さて、狼と香辛料と五巻目まで読み進めてしまって、そろそろローテーションから外さないと、読むのと刊行されるペースが縮まってきてしまっているぞ、ということなんだけど、五巻目にして、変な感想に唸ってしまった。


ちなみにこの「読書」カテゴリ、書評ではなく、読書感想文です。
星付けてるけど評価するために読んでるんじゃない。小説は、楽しむもんだ。


さあ、余談はさておき。今回もネタバレ全開ということで。

ロレンス、ホロを質草に入れちゃいます。Σ(゚Д゚)


狼と香辛料シリーズを未読の方に説明すると、
ロレンスは、若手でかつ聡明な行商人。
ホロは、豊作を司る狼の化身(時折神扱い)。果てしない時を生きた賢狼。
だったりします。


何百年も前にあとにした故郷へと帰りたい、と言うホロの願いを叶えるため、ロレンスは北へと商路を変更する旅に出たのですが、クラスに一人はいるおせっかいな女子風に言うと、「あんたたちってさあ、告白してないだけで、お互い好き合ってるんでしょー?」という状況にあります。


今回直面したのは、そのホロを貴族の娘として質草に入れることで、大金を借りる、そしてその金でとてつもない儲けを出す……というものです。
付け加えるならば、ホロは狼の姿に戻ることができ、その大きさは、荷台を含めた馬車ほどあります。
なので、万が一の時に肉体的な危機(普段はかわいらしい少女の姿)に陥っても、その牙で簡単に切り抜けられることができます。


ロレンスは商人として自分の店を出す、という夢があり、ホロはそれをかなえてやりたい。
ロレンスとしては、万が一のばくちも打てる、ホロに釣り合うような男になりたい。
二人の想いは、妻のきれいな髪に似合う髪飾りを買うために銀時計を売ってしまう夫と夫が付けている銀時計に合う(略)のように、からまわり、かみ合いません。狼だけに。
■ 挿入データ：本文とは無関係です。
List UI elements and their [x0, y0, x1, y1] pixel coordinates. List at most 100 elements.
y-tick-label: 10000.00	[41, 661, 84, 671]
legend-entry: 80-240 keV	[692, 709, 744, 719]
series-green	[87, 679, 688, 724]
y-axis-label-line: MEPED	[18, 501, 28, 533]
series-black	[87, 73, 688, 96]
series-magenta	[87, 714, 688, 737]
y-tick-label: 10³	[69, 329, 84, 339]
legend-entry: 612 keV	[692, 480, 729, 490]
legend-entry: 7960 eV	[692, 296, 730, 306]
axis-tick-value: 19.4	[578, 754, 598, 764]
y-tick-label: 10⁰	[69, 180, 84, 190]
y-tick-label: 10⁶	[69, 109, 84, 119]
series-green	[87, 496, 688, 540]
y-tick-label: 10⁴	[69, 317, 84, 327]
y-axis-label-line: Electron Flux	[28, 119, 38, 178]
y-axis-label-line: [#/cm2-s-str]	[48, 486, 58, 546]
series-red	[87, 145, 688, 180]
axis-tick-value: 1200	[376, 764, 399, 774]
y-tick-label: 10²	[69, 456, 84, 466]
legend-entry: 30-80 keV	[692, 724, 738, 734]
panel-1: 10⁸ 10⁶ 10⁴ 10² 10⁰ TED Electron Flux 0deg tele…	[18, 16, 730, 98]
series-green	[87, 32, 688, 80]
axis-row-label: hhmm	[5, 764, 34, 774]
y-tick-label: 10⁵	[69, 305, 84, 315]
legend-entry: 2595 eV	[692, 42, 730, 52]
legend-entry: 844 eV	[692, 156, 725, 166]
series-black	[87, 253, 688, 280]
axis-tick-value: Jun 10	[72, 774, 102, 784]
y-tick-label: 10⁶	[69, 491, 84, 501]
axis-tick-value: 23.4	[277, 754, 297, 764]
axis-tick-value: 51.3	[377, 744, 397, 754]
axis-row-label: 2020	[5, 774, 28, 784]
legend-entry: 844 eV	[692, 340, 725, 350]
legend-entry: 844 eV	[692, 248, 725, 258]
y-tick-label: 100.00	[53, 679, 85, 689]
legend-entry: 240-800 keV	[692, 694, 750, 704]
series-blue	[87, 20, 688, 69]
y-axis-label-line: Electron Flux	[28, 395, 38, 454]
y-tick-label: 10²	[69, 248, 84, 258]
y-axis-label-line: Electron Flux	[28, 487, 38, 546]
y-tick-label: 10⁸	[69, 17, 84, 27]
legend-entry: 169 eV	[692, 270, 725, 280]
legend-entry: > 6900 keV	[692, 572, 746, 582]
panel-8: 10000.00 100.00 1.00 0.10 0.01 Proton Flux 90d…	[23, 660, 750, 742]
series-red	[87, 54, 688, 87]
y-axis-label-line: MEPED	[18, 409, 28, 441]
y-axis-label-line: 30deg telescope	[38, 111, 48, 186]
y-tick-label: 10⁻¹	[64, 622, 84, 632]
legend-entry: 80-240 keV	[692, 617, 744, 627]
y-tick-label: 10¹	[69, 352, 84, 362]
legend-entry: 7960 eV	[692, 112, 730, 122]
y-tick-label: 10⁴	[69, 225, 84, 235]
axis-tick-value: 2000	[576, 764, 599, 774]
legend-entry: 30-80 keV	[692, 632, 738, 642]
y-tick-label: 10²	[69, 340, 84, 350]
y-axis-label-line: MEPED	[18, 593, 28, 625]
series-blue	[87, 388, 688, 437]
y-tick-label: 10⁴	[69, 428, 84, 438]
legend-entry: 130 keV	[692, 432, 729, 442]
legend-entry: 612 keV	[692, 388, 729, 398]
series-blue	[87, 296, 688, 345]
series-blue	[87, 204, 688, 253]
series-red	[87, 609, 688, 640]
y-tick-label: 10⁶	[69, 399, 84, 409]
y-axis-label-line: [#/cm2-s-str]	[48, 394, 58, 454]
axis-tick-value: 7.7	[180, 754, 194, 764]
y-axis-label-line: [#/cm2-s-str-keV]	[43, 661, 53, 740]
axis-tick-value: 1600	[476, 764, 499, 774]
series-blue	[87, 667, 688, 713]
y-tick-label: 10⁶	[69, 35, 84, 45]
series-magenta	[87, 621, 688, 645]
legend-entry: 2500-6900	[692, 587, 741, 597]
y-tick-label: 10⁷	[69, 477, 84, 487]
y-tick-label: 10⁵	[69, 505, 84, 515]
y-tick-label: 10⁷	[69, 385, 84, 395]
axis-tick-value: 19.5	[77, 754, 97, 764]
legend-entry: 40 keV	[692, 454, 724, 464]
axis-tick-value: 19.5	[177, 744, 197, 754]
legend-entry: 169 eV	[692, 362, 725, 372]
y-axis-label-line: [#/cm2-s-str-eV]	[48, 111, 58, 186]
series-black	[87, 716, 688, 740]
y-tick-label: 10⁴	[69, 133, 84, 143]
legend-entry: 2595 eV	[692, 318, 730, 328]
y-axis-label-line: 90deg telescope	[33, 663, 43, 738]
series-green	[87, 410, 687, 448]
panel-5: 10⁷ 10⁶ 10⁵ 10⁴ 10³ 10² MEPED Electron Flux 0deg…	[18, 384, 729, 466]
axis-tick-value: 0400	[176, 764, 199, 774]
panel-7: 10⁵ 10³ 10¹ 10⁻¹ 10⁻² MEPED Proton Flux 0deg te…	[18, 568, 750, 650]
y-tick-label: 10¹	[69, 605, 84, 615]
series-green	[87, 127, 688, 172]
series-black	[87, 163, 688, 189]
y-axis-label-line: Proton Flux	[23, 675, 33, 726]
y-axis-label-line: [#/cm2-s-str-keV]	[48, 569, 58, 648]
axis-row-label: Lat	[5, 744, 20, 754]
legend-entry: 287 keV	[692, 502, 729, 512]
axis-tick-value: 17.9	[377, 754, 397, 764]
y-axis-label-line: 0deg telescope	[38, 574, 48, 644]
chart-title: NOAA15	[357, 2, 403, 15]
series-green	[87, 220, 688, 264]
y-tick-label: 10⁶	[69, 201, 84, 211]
(あ、言っちゃった)


だから、ロレンスはホロを質草にいれてしまって、こんな風に私を悶々とさせたわけです。


しかも、二人には杞憂とも言うべき恐怖がありました。


「この楽しい時間(旅)もいつか終わりが来る。だったら、今……」


なんか、よくわかるような気がするんですね、この気持ち。
私なんぞの人生経験で言うべきことじゃないかもしれないけど、歳をとればとるほど、この手のネガティブな思考は頭をもたげるもの。
たとえ、そのときどれだけ幸せであっても。


ホロは数百年以上を生きてきた存在だから、ゴールできない恋の寂しさを痛感しているのでしょう。


ロレンス「お前でも、(幸せな結末を迎える)物語を知らないのか?」
(すんません、うろ覚え)


二人の行動は自虐的でもあり、試練を乗り越えようとする気概に満ちているようでもあります。
ただ、この行動が、二人をどう導くのか。
なんとも気になる形で読了した『狼と香辛料V』でした。